Britain's high-net-worth individuals are routinely being turned down for credit cards, loans and mortgages, according to research.
A million of the UK's richest people have been unable to secure overdrafts and loans, despite having personal assets worth more than the loan they seek, according to a survey by Market Financial Solutions, a London-based bridging lending provider.
The issue is a particular problem in London where 35 per cent of Londoners have denied credit in the last five years – twice the national average.
According to the research, 1.3m high-net-worth individuals have been turned down for loans and credit cards. In the past five years, 818,000 of the UK’s top 12 per cent of earners have been unable to secure a first, second or buy-to-let mortgage due to a poor credit rating.
Of the 2,000 surveyed, 17 per cent of high-net-worth individuals had been denied a credit card, bank loan, commercial loan or overdraft.
Since the financial crisis, banks’ lending criteria has tightened, with providers assessing borrowers on ‘affordability’.
Millennials are also struggling to secure credit, with a third of 18 to 34 year-olds refused loans from high street banks.
According to the survey, 31 per cent of Britons are unhappy with the UK’s lending system, with London and the North East topping the polls at over 40%. However, only 55 per cent of consumers are aware of alternative financing arrangements.
“Whether you’re a high-net-worth individual or a prospective property buyer, there is a clear problem for British consumers and investors attempting to access traditional lines of credit,” said Paresh Raja, chief executive of Market Financial Solutions.
“Londoners are clearly struggling, and this is concerning when you consider that the price for London property is continuing to rise. The current processes adopted by the UK high street’s big-name lenders are clearly restricted in their effectiveness due to excessive red tape that is putting property purchases at risk, and inhibiting borrowers from fulfilling their intentions, both in business and in their personal lives.”
Ben Yearsley, investment director at Wealthclub.co.uk, argued that in this era of low interest rates many conventional loans have simply become unprofitable for lenders.
“I was in Marks & Spencer’s recently and the rate offered [for a loan] was 3.1 or 3.2 per cent.

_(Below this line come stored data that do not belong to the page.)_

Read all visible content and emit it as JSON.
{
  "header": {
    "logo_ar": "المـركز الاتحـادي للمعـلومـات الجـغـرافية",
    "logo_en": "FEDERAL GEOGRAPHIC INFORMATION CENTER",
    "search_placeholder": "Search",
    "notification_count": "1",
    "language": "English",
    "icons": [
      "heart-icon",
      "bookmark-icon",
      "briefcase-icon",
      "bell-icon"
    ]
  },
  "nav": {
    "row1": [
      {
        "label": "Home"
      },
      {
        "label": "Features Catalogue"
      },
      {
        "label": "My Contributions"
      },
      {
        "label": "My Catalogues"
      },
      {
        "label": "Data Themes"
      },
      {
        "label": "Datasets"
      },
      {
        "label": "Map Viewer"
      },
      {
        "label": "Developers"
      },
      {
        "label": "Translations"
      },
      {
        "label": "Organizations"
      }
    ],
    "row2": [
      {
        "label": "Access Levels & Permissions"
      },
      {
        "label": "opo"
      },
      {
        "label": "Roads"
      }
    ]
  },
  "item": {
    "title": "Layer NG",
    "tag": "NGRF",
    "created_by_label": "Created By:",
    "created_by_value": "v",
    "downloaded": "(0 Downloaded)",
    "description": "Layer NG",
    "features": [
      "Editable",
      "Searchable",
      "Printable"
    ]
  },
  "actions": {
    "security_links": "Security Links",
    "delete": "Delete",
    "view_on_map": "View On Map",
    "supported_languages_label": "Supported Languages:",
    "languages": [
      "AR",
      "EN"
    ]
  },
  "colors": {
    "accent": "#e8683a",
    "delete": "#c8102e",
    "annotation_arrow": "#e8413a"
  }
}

That’s not massively profitable,” he said.
“My credit card I pay off in full every month and so [the bank] isn’t making that much money from me. “Whereas if you’ve got £2,000 on your credit card [you’re worth more to the lender]. “With rates that low today it’s just not worth lending to people who aren’t going to default."
Mr Yearsley also highlighted the tougher lending criteria. “I’ve got wealthy friends who are getting a bigger mortgage and the banks go through their statements in minute detail, asking why you’ve spent £3 in Costa [Coffee], even though you’ve got hundreds of thousands of pounds in assets elsewhere. It’s any excuse not to lend.”